The seven-minute short film has received over 23.3 million views on Weibo — a substantial number for a commercial film. By focusing on the women’s respective professional experiences, the film tells stories about weddings on the battlefield, waking vegetative patients, and photographing girls with burns. The idea that “soft power could be more resilient” resonated with Chinese audiences, garnering over 1,400 organic engagements under the campaign's post.
The campaign drew its inspiration from the brand's featured face cream, approaching softness through social stereotypes and the typical feminine characteristic attached to them. Marketing to Chinese women has become a hotspot for brands in this segment, and La Mer has used these unique and powerful personal stories to intrigue its audience.

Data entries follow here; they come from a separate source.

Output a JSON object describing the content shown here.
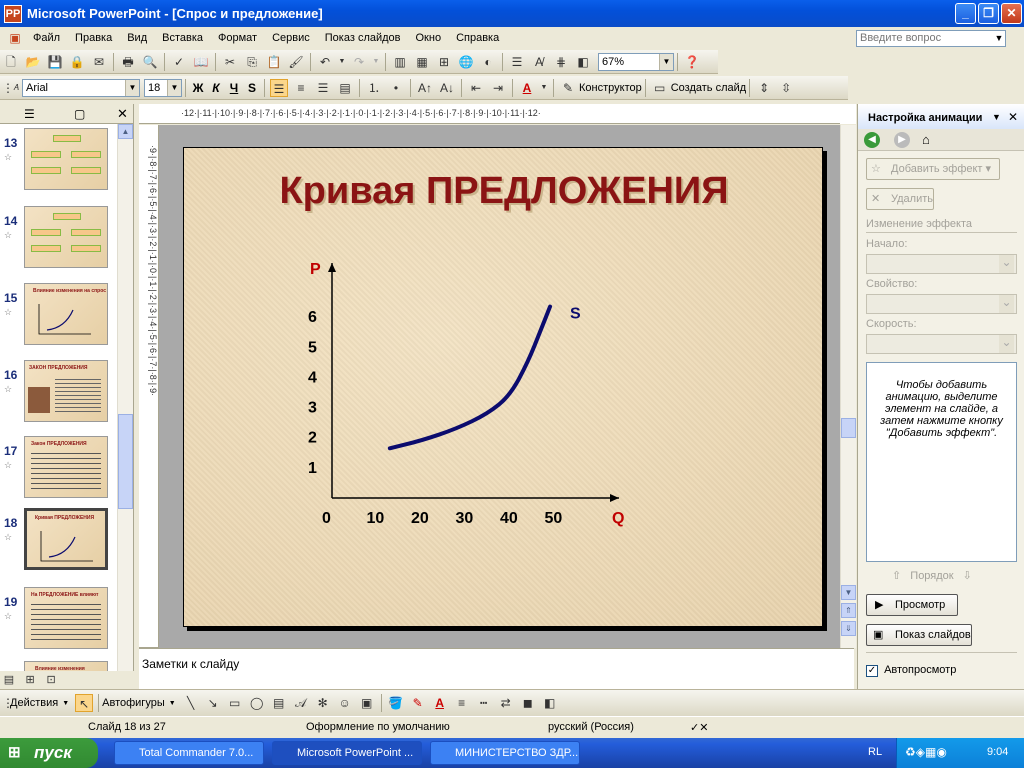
{
  "window": {
    "title": "Microsoft PowerPoint - [Спрос и предложение]",
    "app_icon": "PP"
  },
  "menu": [
    "Файл",
    "Правка",
    "Вид",
    "Вставка",
    "Формат",
    "Сервис",
    "Показ слайдов",
    "Окно",
    "Справка"
  ],
  "help_box": {
    "placeholder": "Введите вопрос"
  },
  "toolbar": {
    "zoom": "67%",
    "font": "Arial",
    "size": "18",
    "bold": "Ж",
    "italic": "К",
    "underline": "Ч",
    "shadow": "S",
    "designer": "Конструктор",
    "new_slide": "Создать слайд"
  },
  "thumbnails": [
    {
      "num": "13",
      "title": "",
      "type": "diagram"
    },
    {
      "num": "14",
      "title": "",
      "type": "diagram"
    },
    {
      "num": "15",
      "title": "Влияние изменения на спрос",
      "type": "chart"
    },
    {
      "num": "16",
      "title": "ЗАКОН ПРЕДЛОЖЕНИЯ",
      "type": "text-image"
    },
    {
      "num": "17",
      "title": "Закон ПРЕДЛОЖЕНИЯ",
      "type": "text"
    },
    {
      "num": "18",
      "title": "Кривая ПРЕДЛОЖЕНИЯ",
      "type": "chart"
    },
    {
      "num": "19",
      "title": "На ПРЕДЛОЖЕНИЕ влияют",
      "type": "list"
    },
    {
      "num": "20",
      "title": "Влияние изменения",
      "type": "partial"
    }
  ],
  "slide": {
    "title": "Кривая ПРЕДЛОЖЕНИЯ"
  },
  "chart_data": {
    "type": "line",
    "title": "Кривая ПРЕДЛОЖЕНИЯ",
    "xlabel": "Q",
    "ylabel": "P",
    "x_ticks": [
      "0",
      "10",
      "20",
      "30",
      "40",
      "50"
    ],
    "y_ticks": [
      "1",
      "2",
      "3",
      "4",
      "5",
      "6"
    ],
    "xlim": [
      0,
      60
    ],
    "ylim": [
      0,
      6.8
    ],
    "series": [
      {
        "name": "S",
        "color": "#0B0B6E",
        "points": [
          [
            13,
            1.65
          ],
          [
            20,
            1.9
          ],
          [
            28,
            2.3
          ],
          [
            35,
            2.8
          ],
          [
            40,
            3.4
          ],
          [
            44,
            4.5
          ],
          [
            47,
            5.6
          ],
          [
            49,
            6.35
          ]
        ]
      }
    ]
  },
  "notes": "Заметки к слайду",
  "taskpane": {
    "title": "Настройка анимации",
    "add_effect": "Добавить эффект",
    "delete": "Удалить",
    "section": "Изменение эффекта",
    "start": "Начало:",
    "property": "Свойство:",
    "speed": "Скорость:",
    "hint": "Чтобы добавить анимацию, выделите элемент на слайде, а затем нажмите кнопку \"Добавить эффект\".",
    "order": "Порядок",
    "preview": "Просмотр",
    "slideshow": "Показ слайдов",
    "autopreview": "Автопросмотр"
  },
  "drawbar": {
    "actions": "Действия",
    "autoshapes": "Автофигуры"
  },
  "status": {
    "slide": "Слайд 18 из 27",
    "design": "Оформление по умолчанию",
    "lang": "русский (Россия)"
  },
  "taskbar": {
    "start": "пуск",
    "tasks": [
      "Total Commander 7.0...",
      "Microsoft PowerPoint ...",
      "МИНИСТЕРСТВО ЗДР..."
    ],
    "lang": "RL",
    "clock": "9:04"
  }
}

This approach not only strengthened the idea of its icon product (further demonstrating the core selling point), but it also elevated beauty through more powerful social contexts.

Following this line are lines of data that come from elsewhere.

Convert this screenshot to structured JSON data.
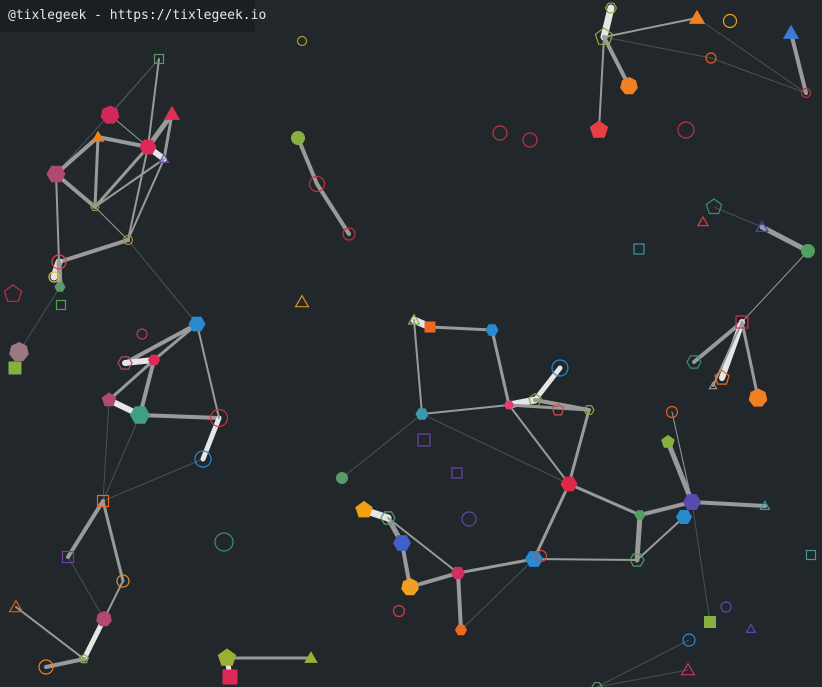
{
  "credit": {
    "text": "@tixlegeek - https://tixlegeek.io"
  },
  "colors": {
    "background": "#21272a",
    "credit_background": "#1a1f22",
    "edge_strong": "#9a9a9a",
    "edge_bright": "#e6e6e6",
    "edge_faint": "#4a5257"
  },
  "scene": {
    "shape_kinds": [
      "circle",
      "triangle",
      "square",
      "pentagon",
      "hexagon",
      "heptagon"
    ],
    "icons": [
      "network-node",
      "network-edge"
    ]
  }
}
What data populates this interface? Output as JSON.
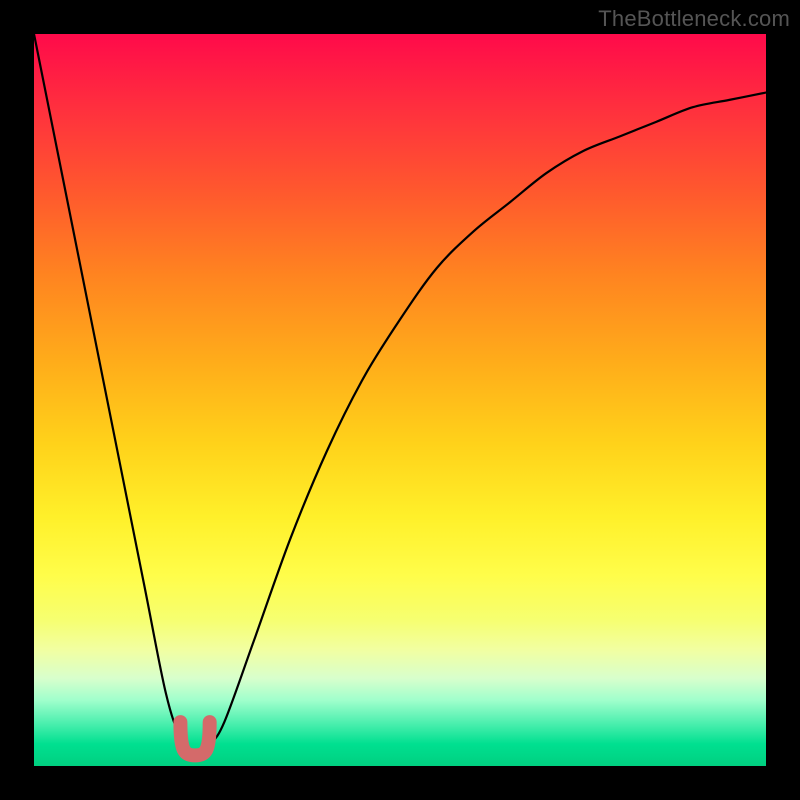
{
  "watermark": "TheBottleneck.com",
  "chart_data": {
    "type": "line",
    "title": "",
    "xlabel": "",
    "ylabel": "",
    "xlim": [
      0,
      100
    ],
    "ylim": [
      0,
      100
    ],
    "categories": [
      0,
      5,
      10,
      15,
      18,
      20,
      22,
      24,
      26,
      30,
      35,
      40,
      45,
      50,
      55,
      60,
      65,
      70,
      75,
      80,
      85,
      90,
      95,
      100
    ],
    "series": [
      {
        "name": "bottleneck-curve",
        "values": [
          100,
          75,
          50,
          25,
          10,
          4,
          2,
          3,
          6,
          17,
          31,
          43,
          53,
          61,
          68,
          73,
          77,
          81,
          84,
          86,
          88,
          90,
          91,
          92
        ]
      }
    ],
    "annotations": {
      "valley_marker": {
        "x_range": [
          20,
          24
        ],
        "y_range": [
          2,
          6
        ],
        "color": "#d66"
      }
    }
  }
}
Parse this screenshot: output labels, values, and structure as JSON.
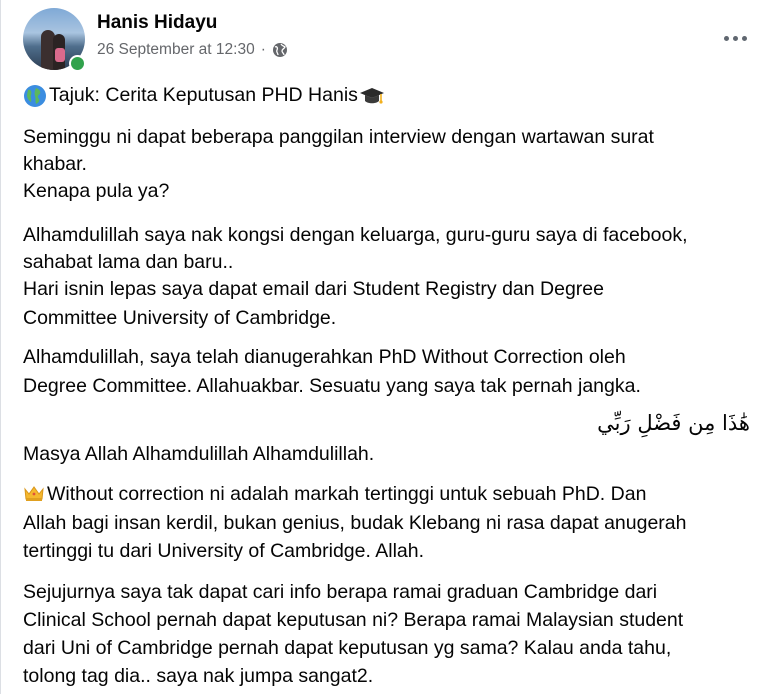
{
  "post": {
    "author_name": "Hanis Hidayu",
    "timestamp": "26 September at 12:30",
    "separator": "·",
    "privacy_icon": "globe-icon",
    "online": true
  },
  "content": {
    "title": "Tajuk: Cerita Keputusan PHD Hanis",
    "p1_l1": "Seminggu ni dapat beberapa panggilan interview dengan wartawan surat",
    "p1_l2": "khabar.",
    "p1_l3": "Kenapa pula ya?",
    "p2_l1": "Alhamdulillah saya nak kongsi dengan keluarga, guru-guru saya di facebook,",
    "p2_l2": "sahabat lama dan baru..",
    "p2_l3": "Hari isnin lepas saya dapat email dari Student Registry dan Degree",
    "p2_l4": "Committee University of Cambridge.",
    "p3_l1": "Alhamdulillah, saya telah dianugerahkan PhD Without Correction oleh",
    "p3_l2": "Degree Committee. Allahuakbar. Sesuatu yang saya tak pernah jangka.",
    "arabic": "هَٰذَا مِن فَضْلِ رَبِّي",
    "p4_l1": "Masya Allah Alhamdulillah Alhamdulillah.",
    "p5_l1": "Without correction ni adalah markah tertinggi untuk sebuah PhD. Dan",
    "p5_l2": "Allah bagi insan kerdil, bukan genius, budak Klebang ni rasa dapat anugerah",
    "p5_l3": "tertinggi tu dari University of Cambridge. Allah.",
    "p6_l1": "Sejujurnya saya tak dapat cari info berapa ramai graduan Cambridge dari",
    "p6_l2": "Clinical School pernah dapat keputusan ni? Berapa ramai Malaysian student",
    "p6_l3": "dari Uni of Cambridge pernah dapat keputusan yg sama? Kalau anda tahu,",
    "p6_l4": "tolong tag dia.. saya nak jumpa sangat2."
  },
  "colors": {
    "text": "#050505",
    "meta": "#65676b",
    "online": "#31a24c"
  }
}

Image, Short-video, Livestream
Moil Dai (2M Weibo Followers)
During Shanghai Fashion Week, the creative platform XCOMMONS is rolling out its “New Normal” campaign to celebrate the fifth anniversary of the Shanghai-based showroom notSHOWROOM. Focusing on four themes that range from gender issues and brand power to internal circulation, the platform invites fashion talents and insiders to facilitate conversations via livestreams that touch upon the evolutions of their respective fields and social spaces. Meanwhile, art installations and immersive performances featuring performance artist team Zhihao and electronic music producer HOWIE LEE will align with notSHOWROOM’s Fall/Winter trade show to help engage local audiences offline.
The overall social traffic for the campaign has been relatively moderate, even though the featured topics are critical to China’s homegrown fashion scene. Each livestream is averaging roughly 500 views, which is low compared to top livestreamer feeds. Therefore, it remains uncertain whether livestreaming will work for in-depth conversations.
The broadcasted dialogues between fashion designers and talents give audiences a look at Chinese designer brands' production and branding processes. As China’s younger shoppers tend to be more sophisticated, their buying decisions are not just driven by the products but also by culture and brand values. Thus, both livestream and offline exhibitions extend the campaign beyond simply presenting products. They also shed light on brand strategies and values, the latter of which could help brands elevate their customer engagement by making their narratives more relevant to local shoppers long-term.